Moreover, the idea that someone making 20k a year should drop $500 for an hour of financial planning advice is crazy.

People who make $20K a year shouldn't be paying $500 a hour, then again I am not sure this author has them even in mind. I don't think that's even implied.

I can tell you that for $50-$125 a hour, a person making $20K a year should go to a fee only planner to get their act in shape, especially if they have no idea about how to get out of debt and no idea about what accounts to get into. There are folks out there trying to make a mint, but I can tell you I don't or will never charge $500/hour.

Doug, I agree with you. I am semi-playing Devil's advocate here.

Yes, someone should be able to play golf and buy index funds, but "financial planning" goes beyond that. Tax complications, estate issues etc. etc. are being gathered into the planning process.

Marrotta has actually used some very neat strategies in the past for folks with some big money. Example...Since ETF's are cheaper, he recommends, and so do I, using mutual funds up to a certain dollar amount, then going ahead and transferring out and into the same product in an ETF, which operate better and cheaper. If you have $1 million in an index fund charging a .33% expense ratio and there is the same ETF, covering the same market/index operating at .22% expense ratio, you just saved $11,000 a year on that small tidbit of info.

Good debate fellas!

Interesting discussion between you two guys. I think you both make some excellent points. At the end of the day, using a planner is right for some people and unnecessary for others.
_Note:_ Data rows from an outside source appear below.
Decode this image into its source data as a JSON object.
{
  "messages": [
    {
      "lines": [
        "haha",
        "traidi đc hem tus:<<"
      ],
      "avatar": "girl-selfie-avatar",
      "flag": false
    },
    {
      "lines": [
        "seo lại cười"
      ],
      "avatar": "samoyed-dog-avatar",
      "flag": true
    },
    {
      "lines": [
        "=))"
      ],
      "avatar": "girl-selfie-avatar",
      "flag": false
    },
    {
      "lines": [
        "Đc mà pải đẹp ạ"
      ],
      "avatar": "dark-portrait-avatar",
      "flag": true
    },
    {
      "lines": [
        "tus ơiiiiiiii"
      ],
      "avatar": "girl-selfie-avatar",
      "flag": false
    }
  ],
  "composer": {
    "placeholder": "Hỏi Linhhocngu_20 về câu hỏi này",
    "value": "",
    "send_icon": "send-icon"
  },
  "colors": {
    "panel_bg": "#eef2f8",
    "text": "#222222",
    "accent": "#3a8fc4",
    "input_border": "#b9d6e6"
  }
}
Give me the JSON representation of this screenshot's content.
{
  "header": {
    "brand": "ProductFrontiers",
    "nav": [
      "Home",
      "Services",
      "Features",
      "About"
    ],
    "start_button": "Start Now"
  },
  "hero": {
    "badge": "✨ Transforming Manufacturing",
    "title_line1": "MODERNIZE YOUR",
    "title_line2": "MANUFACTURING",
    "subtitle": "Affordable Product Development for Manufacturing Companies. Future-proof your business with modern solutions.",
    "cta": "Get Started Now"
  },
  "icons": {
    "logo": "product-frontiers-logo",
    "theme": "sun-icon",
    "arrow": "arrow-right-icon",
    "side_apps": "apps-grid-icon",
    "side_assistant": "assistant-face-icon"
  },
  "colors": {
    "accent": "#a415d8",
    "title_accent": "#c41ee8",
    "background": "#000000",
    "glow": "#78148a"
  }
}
It depends on a lot of things: investor personality, knowledge, motivation, time, etc. It also depends on the quality of the advisor and the services provided, there are a lot of fakers out there. I write about a lot of this stuff on my blog.

I am a financial planner, so I'm biased. My business is almost 100% fee based and I charge my clients 1%. From my experience, for the most part,(at the risk of sounding arrogant) charging them 1% is a small price to pay, in comparison to what they would have cost themselves in poor decisions, if a good planner was not there to guide them, especially when markets are as volatile as they are now.

Much of what a good planner does for his clients is psychological. What price can you put on that? Some people don't need it, some do. I think most people, with any kind of assets, should be working with a planner in some capacity because the truth is (especially when markets are rocky)most investors make bad decisions and need to be saved from themselves.

Maybe not some of the readers of these PF blogs, but generally speaking.

btw... should add a StumbleUpon button to the site, think you would have a lot more success than with Digg and Furl. I stumbled your NY Times article, interesting stuff. Gonna Stumble this article too. Cheers

"If you have $1 million in an index fund charging a .33% expense ratio and there is the same ETF, covering the same market/index operating at .22% expense ratio, you just saved $11,000 a year on that small tidbit of info."

No, you saved yourself $1,100. Now add in the 1% fee and you're down $8,900.

And say the person was coming from a mutual fund that charges a 5% front end sales load and is actively managed at 1.50% a year but doesn't beat its index?

So every time this person added to their million they were getting nicked 5% AND they were getting charged $15000 a year for managing the money on top of addtional management fees by the prior advisor?

And this person instead hires a fee-only planner who drops them into the strategy I mentioned above?

What is the financial benefit there?